Aside from basking in phenomenal views of the wetlands and their wildlife, you can also see some incredible old antebellum homes with Spanish moss-covered trees – one of the symbols of the South – wherever you go.
4. Pat Conroy Literary Center
Just ten minutes’ walk west of Waterfront Park you can find another of the city’s top attractions: the Pat Conroy Literary Center. Named after the acclaimed South Carolinian author who lived in Beaufort, it has excellent exhibits on his life and literary works for you to peruse.
Founded in 2016, the state-of-the-art center is a fitting tribute to one of America’s best loved authors who passed away earlier that same year. As well as housing a collection of his memorabilia, it also displays passages from his books that highlight his love for the Lowcountry and the city which inspired his famous works such as The Great Santini and The Prince of Tides.
As it regularly hosts talks, readings and writing classes, the center aims to keep his legacy alive by encouraging and supporting writers of all ages to follow in his footsteps.
3. Bay Street
Lined by bustling businesses, handsome historic homes and innumerable art galleries, the busy Bay Street lies right at the heart of life in town. Running alongside the Beaufort River, the vibrant street has a wealth of things for you to see and do and boasts delightful views out over the river and bay.
Set at the center of the Beaufort Historic District, it has countless shops and waterfront restaurants with interesting historic sites and museums. Aside from visiting places, such as John Mark Verdier House and the Santa Elena History Center, there are also unique and exquisite art galleries to check out.

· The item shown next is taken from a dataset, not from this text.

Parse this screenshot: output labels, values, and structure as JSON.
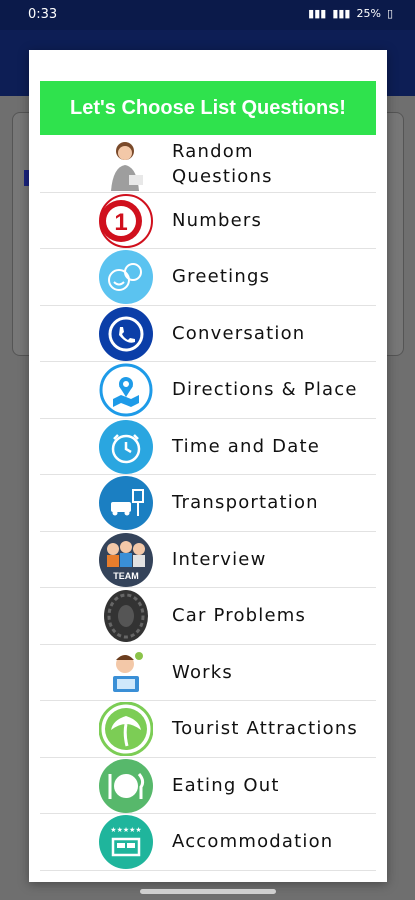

In addition, visitors can take horse-drawn carriage rides along the scenic street which is bordered by pretty parks and the reflective river.
2. Waterfront Park
Located between both the Beaufort River and Bay Street is another of the city’s most popular and picturesque places to visit: the wonderful Waterfront Park. Home to some lovely scenery and views, its green spaces lie in the Historic District, just a stone’s throw from many of Beaufort’s main tourist attractions.
Founded in 1975, it is actually named after the town’s former mayor Henry C. Chambers who spent much of his career campaigning for parks and public spaces to replace the dilapidated old docks that used to clutter the waterfront. Thanks to his efforts, locals and tourists enjoy its peaceful paths, picnic areas and playgrounds.
Stop off for a coffee at a cafe, shop in the nearby stores or attend one of the numerous cultural events and festivals that take place in the park each year.
1. Hunting Island State Park
Half an hour’s drive east of town you can find Hunting Island State Park, home to some of the most stunning coastal scenery in the state. Besides a breathtaking beach, it has an amazing old lighthouse with countless outdoor activities on offer.
One of the only undeveloped Sea Islands in the Lowcountry, the secluded semitropical barrier island offers spellbinding scenery and views. As well as its pristine beach and tidal lagoons, the park also includes maritime forests and marshes. Many of Forrest Gump’s Vietnam War scenes were shot here.
Learn about the local wildlife, and see alligators, turtles, racoons and rattlesnakes. Stop by its nineteenth century lighthouse and enjoy fantastic views from up high. With excellent hiking, swimming and camping also on offer, the picture-perfect Hunting Island State Park is definitely not to be missed out on when in Beaufort.